When I was pulling out of the parking lot at the Orange County Register’s North Grand Avenue office tonight, Lana Del Rey’s “Summertime Sadness” came on the radio.
And, tearing up, I thought, How appropriate.
No, today wasn’t my last day — that’s Friday. But today, I walked in and was surprised to find my spot, formerly known as the cake table (the Register’s hiring more people than there are desks), had reclaimed its nickname once again. This time, the cake was for me. (And Starbucks coffee, because I’m a caffeine addict, and fruit, because I’m vegetarian. My “mentor” this summer, Gerard, is a sweetheart who remembered all of that and put this together.)
That’s when it hit me, and that’s when I became really sad.
I often have trouble putting strong emotions into words (how ironic, I know), so I hope you’ll settle for this: I really, really don’t think there’s a better place I could’ve spent my summer.
I didn’t know what to expect from this internship, or an internship in general, really.

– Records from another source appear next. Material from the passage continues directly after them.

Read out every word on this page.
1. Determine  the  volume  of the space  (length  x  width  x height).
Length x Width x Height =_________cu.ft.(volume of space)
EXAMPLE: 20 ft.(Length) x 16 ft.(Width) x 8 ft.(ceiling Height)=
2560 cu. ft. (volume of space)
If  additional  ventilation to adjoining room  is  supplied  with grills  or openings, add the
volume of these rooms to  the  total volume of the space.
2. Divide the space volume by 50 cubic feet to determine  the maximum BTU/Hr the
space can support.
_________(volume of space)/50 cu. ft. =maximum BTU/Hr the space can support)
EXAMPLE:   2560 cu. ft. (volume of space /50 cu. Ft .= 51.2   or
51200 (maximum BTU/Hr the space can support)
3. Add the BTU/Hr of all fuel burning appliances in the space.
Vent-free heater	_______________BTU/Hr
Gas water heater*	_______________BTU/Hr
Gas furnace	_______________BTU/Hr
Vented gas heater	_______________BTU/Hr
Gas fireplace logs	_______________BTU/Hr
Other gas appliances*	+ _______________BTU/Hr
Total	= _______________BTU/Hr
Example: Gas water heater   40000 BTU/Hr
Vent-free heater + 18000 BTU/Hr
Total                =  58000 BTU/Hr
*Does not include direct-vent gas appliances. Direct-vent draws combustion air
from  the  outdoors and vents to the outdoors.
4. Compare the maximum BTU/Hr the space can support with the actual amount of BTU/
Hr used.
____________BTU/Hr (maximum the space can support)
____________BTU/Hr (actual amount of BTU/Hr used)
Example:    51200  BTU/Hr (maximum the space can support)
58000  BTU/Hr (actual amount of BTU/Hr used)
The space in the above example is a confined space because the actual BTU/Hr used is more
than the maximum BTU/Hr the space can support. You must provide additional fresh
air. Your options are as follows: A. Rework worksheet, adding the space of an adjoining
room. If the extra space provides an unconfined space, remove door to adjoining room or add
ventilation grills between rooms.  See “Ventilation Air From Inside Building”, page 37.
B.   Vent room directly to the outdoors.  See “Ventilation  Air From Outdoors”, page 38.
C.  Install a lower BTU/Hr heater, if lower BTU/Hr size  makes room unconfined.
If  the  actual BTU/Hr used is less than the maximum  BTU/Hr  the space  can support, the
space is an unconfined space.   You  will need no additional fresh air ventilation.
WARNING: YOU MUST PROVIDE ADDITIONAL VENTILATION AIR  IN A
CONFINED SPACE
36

I didn’t know what to expect from the Orange County Register. I didn’t know what to expect from Southern California — my impression was a tour I took of USC three years ago and the opening chords of that Phantom Planet song, plus what I’d seen on “The O.C.” (Yes, I did start watching it after I found out I’d be here.)
I’ve learned a lot in these past 10 weeks. Of course, I learned a lot about Orange County and California. I feel more informed about U.S. and current events than I ever have. I sharpened my Associated Press style skills and became better at reading for factual errors. I got experience looking at language and seeing what flowed well and was easy to understand. And I’ve definitely improved my headline- and deck-writing skills. (… But really.)

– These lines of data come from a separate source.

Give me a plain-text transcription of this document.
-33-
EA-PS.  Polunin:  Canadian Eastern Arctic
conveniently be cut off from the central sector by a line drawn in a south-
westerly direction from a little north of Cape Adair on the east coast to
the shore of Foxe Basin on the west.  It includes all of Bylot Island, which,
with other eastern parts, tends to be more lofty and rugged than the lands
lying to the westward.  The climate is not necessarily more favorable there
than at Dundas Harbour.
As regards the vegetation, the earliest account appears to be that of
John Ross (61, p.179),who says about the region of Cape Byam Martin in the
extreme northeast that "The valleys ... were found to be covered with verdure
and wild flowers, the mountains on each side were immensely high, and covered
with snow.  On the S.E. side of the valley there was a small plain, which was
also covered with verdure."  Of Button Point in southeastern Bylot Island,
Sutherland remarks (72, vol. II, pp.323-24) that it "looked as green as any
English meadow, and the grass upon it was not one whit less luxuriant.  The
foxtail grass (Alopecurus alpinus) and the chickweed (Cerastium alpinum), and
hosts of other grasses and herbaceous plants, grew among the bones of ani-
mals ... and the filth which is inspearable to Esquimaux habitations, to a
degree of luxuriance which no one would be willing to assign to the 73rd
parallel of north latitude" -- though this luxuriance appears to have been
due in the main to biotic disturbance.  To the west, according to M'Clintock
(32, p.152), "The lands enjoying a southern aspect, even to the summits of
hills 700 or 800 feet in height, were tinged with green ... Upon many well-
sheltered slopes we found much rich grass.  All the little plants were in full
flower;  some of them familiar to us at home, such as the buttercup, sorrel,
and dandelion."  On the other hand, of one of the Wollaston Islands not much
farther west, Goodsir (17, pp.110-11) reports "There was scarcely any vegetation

Work — like journalism and, well, life — is nothing without people, however, and I got to work with a lot of great ones at the Register. I’m so fortunate to have gotten to work with some truly excellent copy editors who made me strive to always do better, and I’m so thankful they made this 19-year-old (well, now 20-year-old) feel welcome from the start. I’m glad to report the Mizzou Mafia is alive and very well (and is no longer this ambiguous PR-ish term I use when giving prospective students tours) — comparing Broadway Diner, St. Louis and Maneater experiences with people who were there before me always brought a smile to my face, no matter what kind of world tragedy I was reading about. And I’m so lucky that the Register loves hiring young people, because I got to befriend some great ones who also happen to be stellar at what they do.

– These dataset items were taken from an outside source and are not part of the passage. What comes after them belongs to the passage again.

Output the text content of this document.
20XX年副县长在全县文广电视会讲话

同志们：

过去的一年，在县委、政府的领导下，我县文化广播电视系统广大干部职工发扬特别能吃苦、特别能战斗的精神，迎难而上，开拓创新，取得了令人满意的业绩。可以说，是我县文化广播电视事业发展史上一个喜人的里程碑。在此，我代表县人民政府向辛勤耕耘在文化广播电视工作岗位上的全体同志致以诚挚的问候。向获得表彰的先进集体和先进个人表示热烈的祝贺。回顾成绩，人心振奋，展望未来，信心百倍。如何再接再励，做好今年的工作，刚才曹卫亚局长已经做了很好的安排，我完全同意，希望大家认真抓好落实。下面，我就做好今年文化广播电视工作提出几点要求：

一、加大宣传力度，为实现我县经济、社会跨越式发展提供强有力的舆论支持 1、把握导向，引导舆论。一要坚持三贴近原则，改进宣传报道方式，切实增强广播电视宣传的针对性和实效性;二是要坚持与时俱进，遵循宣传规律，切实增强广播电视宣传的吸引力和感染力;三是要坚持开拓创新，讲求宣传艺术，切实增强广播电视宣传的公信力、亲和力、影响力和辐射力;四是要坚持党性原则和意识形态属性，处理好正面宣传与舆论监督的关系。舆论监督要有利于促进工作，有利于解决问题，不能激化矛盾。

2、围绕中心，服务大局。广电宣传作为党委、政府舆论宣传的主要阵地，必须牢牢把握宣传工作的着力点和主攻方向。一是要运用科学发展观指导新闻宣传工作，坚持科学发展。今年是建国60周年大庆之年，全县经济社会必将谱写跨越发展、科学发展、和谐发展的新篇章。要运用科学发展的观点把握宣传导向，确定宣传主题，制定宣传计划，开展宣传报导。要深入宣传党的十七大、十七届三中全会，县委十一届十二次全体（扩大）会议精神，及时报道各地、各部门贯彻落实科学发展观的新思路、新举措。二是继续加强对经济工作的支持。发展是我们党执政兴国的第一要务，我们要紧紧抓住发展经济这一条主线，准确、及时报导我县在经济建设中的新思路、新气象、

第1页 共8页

And — if you’ve even glanced at my Facebook, Twitter and Instagram accounts this summer — you know I’ve fallen in love with Southern California.
So, thus ends the shortest 10 weeks ever. I’ll cruise down the coast (aka the PCH) with windows down and music blaring one last time and spend some quality time soaking up the sun on Saturday before I leave for Atlanta, and then for Mizzou for another semester.
But it’s OK, because I don’t think this is a permanent goodbye.
I’m considering it a “see you later.”